A German passenger plane carrying 150 people has “disintegrated” after crashing in the French Alps, with all those on board thought to have been killed.
The Airbus A320 came down in a remote mountain range and the debris of the Germanwings jet appeared to have been spread over a wide area.
Pictures showed many fragments as well as a wheel thought to be from the aircraft.
One of the so-called “black box” flight recorders has been found at the crash site. A rescue helicopter managed to land but could not find any survivors.
German foreign minister Frank-Walter Steinmeier was flown over the the site and called it “a picture of horror”.
A total of 144 passengers, including two babies, as well as two pilots and four cabin crew were on board the 24-year-old plane, operated by Lufthansa’s budget airline.
There were believed to be 67 people from Germany on the aircraft, including 16 students and two teachers from the same school in the town of Haltern. The youngsters had been returning from a school exchange in Spain.
German opera singers Oleg Bryjak and Maria Radner were also on board. Ms Radner had been flying with her husband and baby, said a Spanish opera house.
Forty-five of the passengers are thought to be Spanish.
Around 10 helicopters and a military plane along with hundreds of police and fire officers were deployed and conditions at the crash site were challenging due to difficult terrain and snow.
French interior ministry spokesman Pierre-Henry Brandet said he expected “an extremely long and extremely difficult” recovery operation because of the area’s remoteness.
As night fell, the search for the wreckage was called off and it will resume in the morning.
And some Lufthansa crews are refusing to fly “for personal reasons” which has led to some flights being cancelled, the airline admitted.
The A320 jet was en route from Barcelona in Spain, to Dusseldorf, Germany, when it came down less than an hour into its flight at Meolans-Revels, between Barcelonnette and Digne.
Officials said flight 4U 9525, which took off at 10.01am (9.01am UK time), had started descending one minute after reaching its cruising height.
It then plummeted from 38,000ft to 6,800ft in eight minutes before crashing.
French aviation authorities said the plane did not issue a distress call and had lost radio contact with air traffic controllers at 10.53am.
“It was the combination of the loss of radio contact and the aircraft’s descent which led the controller to implement the distress phase,” a spokesman for the DGAC authority said.
The “distress” phase is the third and most serious of three stages of alerts used to help coordinate rescue efforts when an aircraft is considered in difficulty.

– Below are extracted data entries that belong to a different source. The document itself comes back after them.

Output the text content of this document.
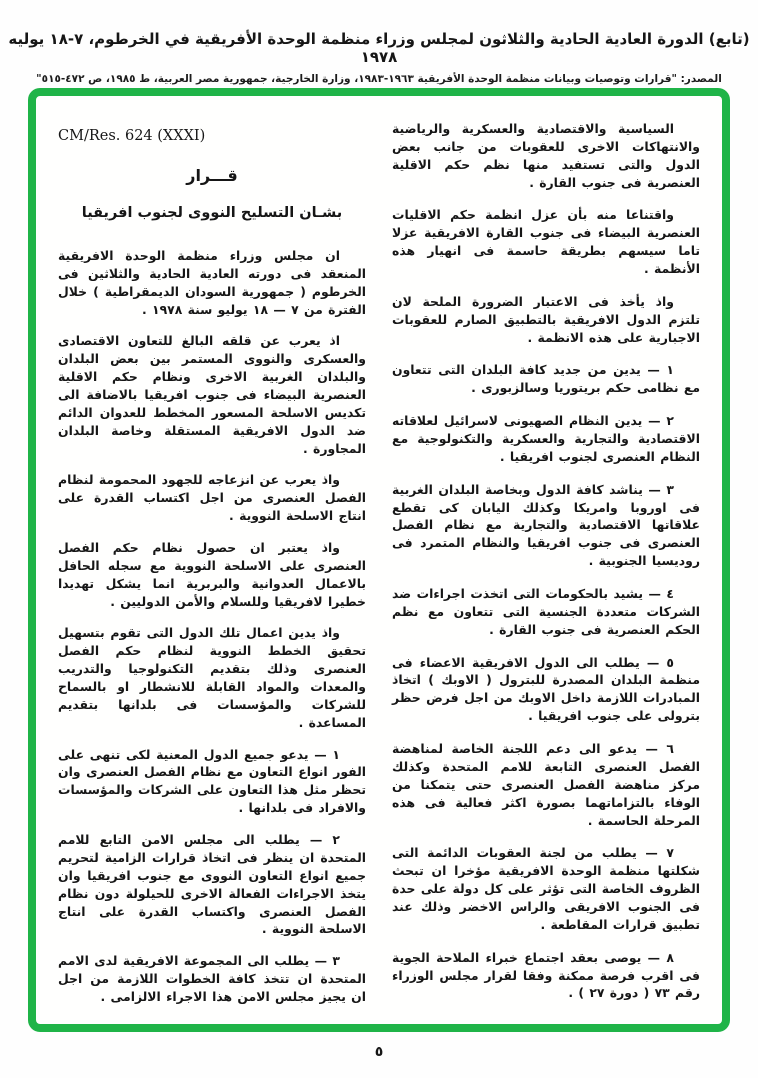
(تابع) الدورة العادية الحادية والثلاثون لمجلس وزراء منظمة الوحدة الأفريقية في الخرطوم، ٧-١٨ يوليه ١٩٧٨
المصدر: "قرارات وتوصيات وبيانات منظمة الوحدة الأفريقية ١٩٦٣-١٩٨٣، وزارة الخارجية، جمهورية مصر العربية، ط ١٩٨٥، ص ٤٧٢-٥١٥"
السياسية والاقتصادية والعسكرية والرياضية والانتهاكات الاخرى للعقوبات من جانب بعض الدول والتى تستفيد منها نظم حكم الاقلية العنصرية فى جنوب القارة .
واقتناعا منه بأن عزل انظمة حكم الاقليات العنصرية البيضاء فى جنوب القارة الافريقية عزلا تاما سيسهم بطريقة حاسمة فى انهيار هذه الأنظمة .
واذ يأخذ فى الاعتبار الضرورة الملحة لان تلتزم الدول الافريقية بالتطبيق الصارم للعقوبات الاجبارية على هذه الانظمة .
١ — يدين من جديد كافة البلدان التى تتعاون مع نظامى حكم بريتوريا وسالزبورى .
٢ — يدين النظام الصهيونى لاسرائيل لعلاقاته الاقتصادية والتجارية والعسكرية والتكنولوجية مع النظام العنصرى لجنوب افريقيا .
٣ — يناشد كافة الدول وبخاصة البلدان الغربية فى اوروبا وامريكا وكذلك اليابان كى تقطع علاقاتها الاقتصادية والتجارية مع نظام الفصل العنصرى فى جنوب افريقيا والنظام المتمرد فى روديسيا الجنوبية .
٤ — يشيد بالحكومات التى اتخذت اجراءات ضد الشركات متعددة الجنسية التى تتعاون مع نظم الحكم العنصرية فى جنوب القارة .
٥ — يطلب الى الدول الافريقية الاعضاء فى منظمة البلدان المصدرة للبترول ( الاوبك ) اتخاذ المبادرات اللازمة داخل الاوبك من اجل فرض حظر بترولى على جنوب افريقيا .
٦ — يدعو الى دعم اللجنة الخاصة لمناهضة الفصل العنصرى التابعة للامم المتحدة وكذلك مركز مناهضة الفصل العنصرى حتى يتمكنا من الوفاء بالتزاماتهما بصورة اكثر فعالية فى هذه المرحلة الحاسمة .
٧ — يطلب من لجنة العقوبات الدائمة التى شكلتها منظمة الوحدة الافريقية مؤخرا ان تبحث الظروف الخاصة التى تؤثر على كل دولة على حدة فى الجنوب الافريقى والراس الاخضر وذلك عند تطبيق قرارات المقاطعة .
٨ — يوصى بعقد اجتماع خبراء الملاحة الجوية فى اقرب فرصة ممكنة وفقا لقرار مجلس الوزراء رقم ٧٣ ( دورة ٢٧ ) .
CM/Res. 624 (XXXI)
قـــرار
بشـان التسليح النووى لجنوب افريقيا
ان مجلس وزراء منظمة الوحدة الافريقية المنعقد فى دورته العادية الحادية والثلاثين فى الخرطوم ( جمهورية السودان الديمقراطية ) خلال الفترة من ٧ — ١٨ يوليو سنة ١٩٧٨ .
اذ يعرب عن قلقه البالغ للتعاون الاقتصادى والعسكرى والنووى المستمر بين بعض البلدان والبلدان الغربية الاخرى ونظام حكم الاقلية العنصرية البيضاء فى جنوب افريقيا بالاضافة الى تكديس الاسلحة المسعور المخطط للعدوان الدائم ضد الدول الافريقية المستقلة وخاصة البلدان المجاورة .
واذ يعرب عن انزعاجه للجهود المحمومة لنظام الفصل العنصرى من اجل اكتساب القدرة على انتاج الاسلحة النووية .
واذ يعتبر ان حصول نظام حكم الفصل العنصرى على الاسلحة النووية مع سجله الحافل بالاعمال العدوانية والبربرية انما يشكل تهديدا خطيرا لافريقيا وللسلام والأمن الدوليين .
واذ يدين اعمال تلك الدول التى تقوم بتسهيل تحقيق الخطط النووية لنظام حكم الفصل العنصرى وذلك بتقديم التكنولوجيا والتدريب والمعدات والمواد القابلة للانشطار او بالسماح للشركات والمؤسسات فى بلدانها بتقديم المساعدة .
١ — يدعو جميع الدول المعنية لكى تنهى على الفور انواع التعاون مع نظام الفصل العنصرى وان تحظر مثل هذا التعاون على الشركات والمؤسسات والافراد فى بلدانها .
٢ — يطلب الى مجلس الامن التابع للامم المتحدة ان ينظر فى اتخاذ قرارات الزامية لتحريم جميع انواع التعاون النووى مع جنوب افريقيا وان يتخذ الاجراءات الفعالة الاخرى للحيلولة دون نظام الفصل العنصرى واكتساب القدرة على انتاج الاسلحة النووية .
٣ — يطلب الى المجموعة الافريقية لدى الامم المتحدة ان تتخذ كافة الخطوات اللازمة من اجل ان يجيز مجلس الامن هذا الاجراء الالزامى .
٥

“The plane is disintegrated. The largest debris is the size of a car.”
Jean Louis Bietrix, a hiker who was accompanying a rescue team to the site, said: “There are no pieces anymore, there is nothing, there is nothing. The plane has totally disappeared.”
Lufthansa said it was working on the assumption that the crash was an accident and any other theory was “speculation”.
Weather conditions were calm at the time the plane came down but they later deteriorated with rain falling.
US officials said they did not believe terrorism was involved.
France’s President Francois Hollande said: “It’s a tragedy on our soil” while German Chancellor Angela Merkel said her thoughts were “with those people who so suddenly lost their lives, among them many compatriots”.
She planned to visit the crash site on Wednesday.
Germanwings chief executive Thomas Winkelmann told a news conference the pilot had more than 10 years’ experience, including more than 6,000 flight hours on A320s.
He said the firm would do everything possible to establish the cause of the crash.
The owner of a campground near the crash site, Pierre Polizzi, said he heard the aircraft making strange noises just before it crashed.
“The noise I heard was long – like eight seconds – as if the plane was going more slowly than a military plane speed. There was another long noise after about 30 seconds.”
Captain Mike Vivian, former Head of Flight Operations at the Civil Aviation Authority, the A320 had a relatively good safety record.
“Germanwings is a very competent company given it is owned by the main German flag-carrier and it flies basically short-haul routes,” he said.
“The Airbus A320 is a successful aeroplane and has been around for over 20 years.
“It surprises me, that this aircraft flying from Barcelona to Dusseldorf, would have been at low altitude because nobody goes low in the Alps unless you are landing at Zurich or Geneva.
“So something catastrophic has either taken place or there has been a major emergency. If it was the second it would probably have been preceded or consistent with a radio call.”